What Does Umbrella Sampling Actually Sample?

Note: This is an early draft page for the executable kUPS MD tutorial series. It is intentionally hidden from site navigation while the simulations, notebooks, figures, and review artifacts mature. This post follows the free-energy-estimator discussion by asking what biased umbrella windows actually sample, how adjacent overlap controls reconstruction, and how sparse windows can fail even with many samples. Corrections and replication issues should be tracked in sungsoo-ahn/kups-md-tutorials.

Introduction

Umbrella sampling does not sample the target PMF directly. Each window samples a biased ensemble. The unbiased PMF is reconstructed later, and that reconstruction only works when neighboring biased ensembles overlap enough to form a connected bridge across the collective variable.

For ML researchers working with MLIPs, this is the useful shift: window placement is a statistical design problem. A large trajectory in each window is not enough if the windows do not exchange probability mass through their tails. WHAM and MBAR formalize this reweighting problem across biased or intermediate states (Torrie & Valleau, 1977; Kumar et al., 1992; Shirts & Chodera, 2008).

This draft demonstrates the executable slice of the tenth tutorial with a known one-dimensional double-well PMF. Dense and sparse umbrella protocols are run against the same answer key, so the diagnostic can isolate overlap and window placement from physical-model error.

What Is Being Sampled?

The current diagnostic compares two harmonic umbrella protocols on the same double-well coordinate:

Protocol Windows Minimum adjacent overlap Barrier error
dense_windows 9 0.3552 0.0106
sparse_windows 4 0.0003 -0.2554

Both protocols draw many samples from every biased window. The difference is whether those biased samples connect neighboring regions of the collective variable.

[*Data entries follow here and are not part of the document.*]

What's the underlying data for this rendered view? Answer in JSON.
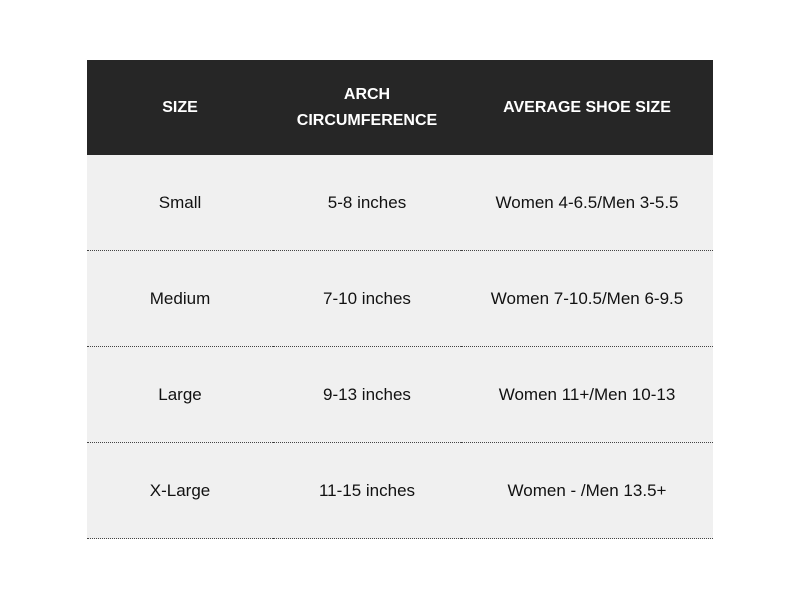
{
  "table": {
    "header": [
      "SIZE",
      "ARCH CIRCUMFERENCE",
      "AVERAGE SHOE SIZE"
    ],
    "rows": [
      [
        "Small",
        "5-8 inches",
        "Women 4-6.5/Men 3-5.5"
      ],
      [
        "Medium",
        "7-10 inches",
        "Women 7-10.5/Men 6-9.5"
      ],
      [
        "Large",
        "9-13 inches",
        "Women 11+/Men 10-13"
      ],
      [
        "X-Large",
        "11-15 inches",
        "Women - /Men 13.5+"
      ]
    ]
  }
}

What Should The Diagnostic Show?

The full run compares the known PMF to dense and sparse WHAM-style reconstructions. It also records adjacent histogram overlap and per-window sampling means. The sparse protocol intentionally skips the bridge through the barrier region, making the reconstruction less reliable even though every window has local support.

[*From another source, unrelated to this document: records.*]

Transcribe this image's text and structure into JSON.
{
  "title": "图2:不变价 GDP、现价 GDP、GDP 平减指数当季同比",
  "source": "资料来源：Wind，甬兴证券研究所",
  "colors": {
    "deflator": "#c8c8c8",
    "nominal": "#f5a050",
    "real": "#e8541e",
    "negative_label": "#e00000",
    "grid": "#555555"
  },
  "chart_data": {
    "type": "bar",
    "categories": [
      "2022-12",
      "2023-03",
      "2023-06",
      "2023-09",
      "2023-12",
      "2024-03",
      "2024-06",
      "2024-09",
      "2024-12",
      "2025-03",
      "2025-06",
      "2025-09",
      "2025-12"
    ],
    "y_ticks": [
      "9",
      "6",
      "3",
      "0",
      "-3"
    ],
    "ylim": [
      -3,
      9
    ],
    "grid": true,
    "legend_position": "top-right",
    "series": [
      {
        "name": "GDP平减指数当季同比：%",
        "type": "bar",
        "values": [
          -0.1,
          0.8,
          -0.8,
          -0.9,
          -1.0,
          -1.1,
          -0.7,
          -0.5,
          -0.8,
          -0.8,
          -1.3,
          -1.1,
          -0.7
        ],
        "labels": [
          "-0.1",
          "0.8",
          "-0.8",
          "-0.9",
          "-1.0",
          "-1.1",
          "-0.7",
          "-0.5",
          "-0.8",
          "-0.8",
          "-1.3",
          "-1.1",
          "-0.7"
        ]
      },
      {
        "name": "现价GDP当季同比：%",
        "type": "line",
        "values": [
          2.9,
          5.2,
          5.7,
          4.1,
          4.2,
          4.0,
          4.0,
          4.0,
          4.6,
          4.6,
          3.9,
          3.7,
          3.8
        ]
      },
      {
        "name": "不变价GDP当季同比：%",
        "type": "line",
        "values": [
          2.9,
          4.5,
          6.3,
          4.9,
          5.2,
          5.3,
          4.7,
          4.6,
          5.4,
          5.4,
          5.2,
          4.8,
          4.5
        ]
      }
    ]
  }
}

Umbrella-sampling diagnostics for the committed full profile. Dense windows maintain adjacent overlap and recover the known PMF, while sparse windows leave a near-zero-overlap bridge and bias the reconstructed barrier downward.

Reproduction

The current executable path is:

git clone https://github.com/sungsoo-ahn/kups-md-tutorials
cd kups-md-tutorials
uv sync
uv run kups-tutorial run 10 --profile smoke
uv run kups-tutorial verify 10 --profile smoke
uv run kups-tutorial run 10 --profile full
uv run kups-tutorial verify 10 --profile full
uv run jupyter execute notebooks/post-10-umbrella-sampling.ipynb --inplace

The notebook is deliberately not the implementation source. It imports the configuration loader, umbrella diagnostics, and figure generator from src/kups_md_tutorials/.

Current Status

This page is not the final article. The implemented pieces are:

  • smoke and full controlled umbrella-sampling workflows
  • committed compact summaries, PMF curves, and window-overlap outputs
  • executable notebook
  • generated SVG/PNG figure and snapshot review
  • self-review note covering code, science, notebook, and figure feedback

The missing pieces are:

  • final 3,500-10,000-word article prose
  • rendered desktop and mobile page snapshots
  • production MD context and final uncertainty diagnostics
  • final citation pass

The rule for this post is that umbrella sampling is only as trustworthy as the biased ensembles that connect the coordinate. Window placement, overlap, and replica consistency are part of the result, not optional diagnostics.

References

  • Torrie, G. M. & Valleau, J. P. (1977). Nonphysical sampling distributions in Monte Carlo free-energy estimation: umbrella sampling. Journal of Computational Physics, 23, 187-199.
  • Kumar, S., Rosenberg, J. M., Bouzida, D., Swendsen, R. H. & Kollman, P. A. (1992). The weighted histogram analysis method for free-energy calculations on biomolecules. Journal of Computational Chemistry, 13, 1011-1021.
  • Shirts, M. R. & Chodera, J. D. (2008). Statistically optimal analysis of samples from multiple equilibrium states. The Journal of Chemical Physics, 129, 124105.